Corn isn’t as well adapted to no-till practices in cooler, wetter soils, so it tends to benefit from some tillage. Strip till is a practice where fertilizer is injected under the where the corn crop row will be planted. This helps position fertilizer close to the plants you want to feed, reducing the chance for nutrient leakage from the soil system into surface water.

I have been using strip till for corn for about 25 seasons. With autopilot steering the tractor, real-time kinematic (RTK) global positioning systems (GPS) for navigation, and improved controller systems to monitor and log fertilizer applications, it makes it possible to squeeze the work into any window of time – especially when working alone. It helps keeps your fertilizer rows straight even in the dark.

After the rush to get the strip till done this spring (I typically complete in the fall, but it was too wet this past harvest), following with the planter was a similar weather hassle. Even with difficult weather, those strips planted beautifully as I expected. This is the only tillage my farms see, and it only happens before planting corn.

Because no-till systems help limit water runoff, we must manage the water that is absorbed by our fields. Tile – an underground drain system that removes excess water from soil – helps me do that. Our land has had tile for more than 100 years. We installed additional drain tile last fall, which has helped keep me sane during the short work windows this spring.

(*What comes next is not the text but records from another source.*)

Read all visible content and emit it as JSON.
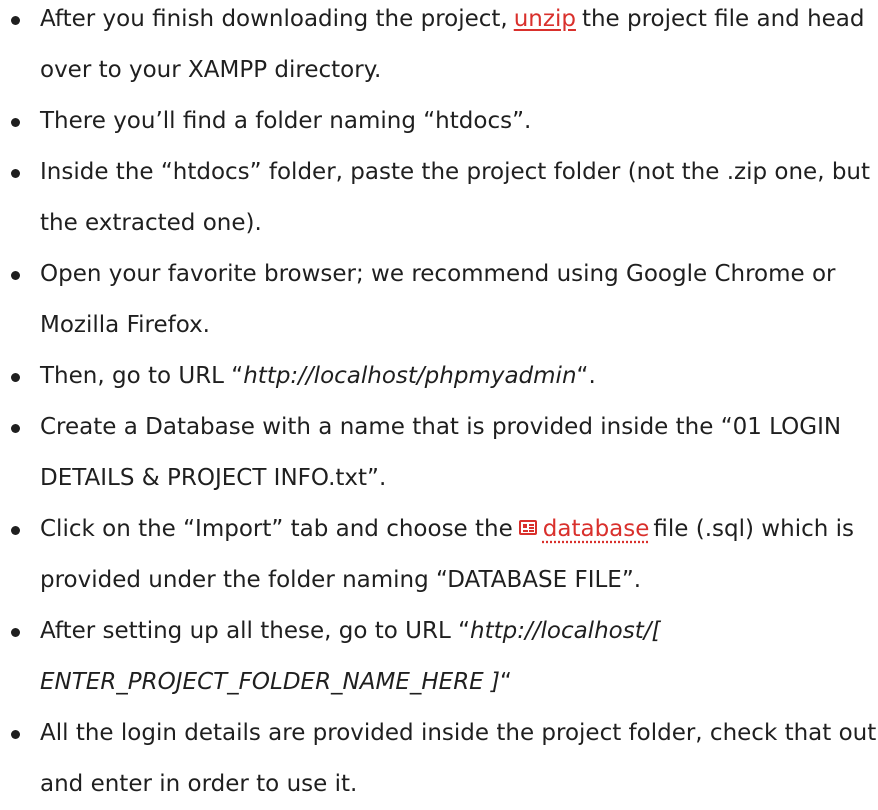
{
  "steps": [
    {
      "a": "After you finish downloading the project,",
      "link": "unzip",
      "b": "the project file and head over to your XAMPP directory."
    },
    {
      "text": "There you’ll find a folder naming “htdocs”."
    },
    {
      "text": "Inside the “htdocs” folder, paste the project folder (not the .zip one, but the extracted one)."
    },
    {
      "text": "Open your favorite browser; we recommend using Google Chrome or Mozilla Firefox."
    },
    {
      "a": "Then, go to URL “",
      "url": "http://localhost/phpmyadmin",
      "b": "“."
    },
    {
      "text": "Create a Database with a name that is provided inside the “01 LOGIN DETAILS & PROJECT INFO.txt”."
    },
    {
      "a": "Click on the “Import” tab and choose the",
      "icon": "document-icon",
      "link": "database",
      "b": "file (.sql) which is provided under the folder naming “DATABASE FILE”."
    },
    {
      "a": "After setting up all these, go to URL “",
      "url": "http://localhost/[ ENTER_PROJECT_FOLDER_NAME_HERE ]",
      "b": "“"
    },
    {
      "text": "All the login details are provided inside the project folder, check that out and enter in order to use it."
    }
  ],
  "colors": {
    "text": "#1f1f1f",
    "link": "#d9302c"
  }
}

I consider the tens of thousands of dollars we spent early last December on tile improvements money well spent. It had been about 35 years since we last did major tile additions and I had grown tired of fighting mud year after year on some areas. Our recent tile work was just to pick up wet spots or areas where the old capacity was lacking on our family land. On rented land, it’s not always easy to get tile improvements.

The problem with wet spots that need improved drainage is they add another factor into the “go-not go” decision. Do you wait for that wet area to dry out? Do you mud through it? Or do you leave it alone and run the risk of potentially not growing a crop?

In years when nothing really seems to go right, those poorly drained areas seem to take forever. On the long post-rain “afternoons” this spring, I breezed through spots I would have been concerned about getting stuck in past years. In future Farm Life Journal entries, I will talk more about the benefits of tile to the conservation side of my farming system.

I’ll start planting soybeans in a few days.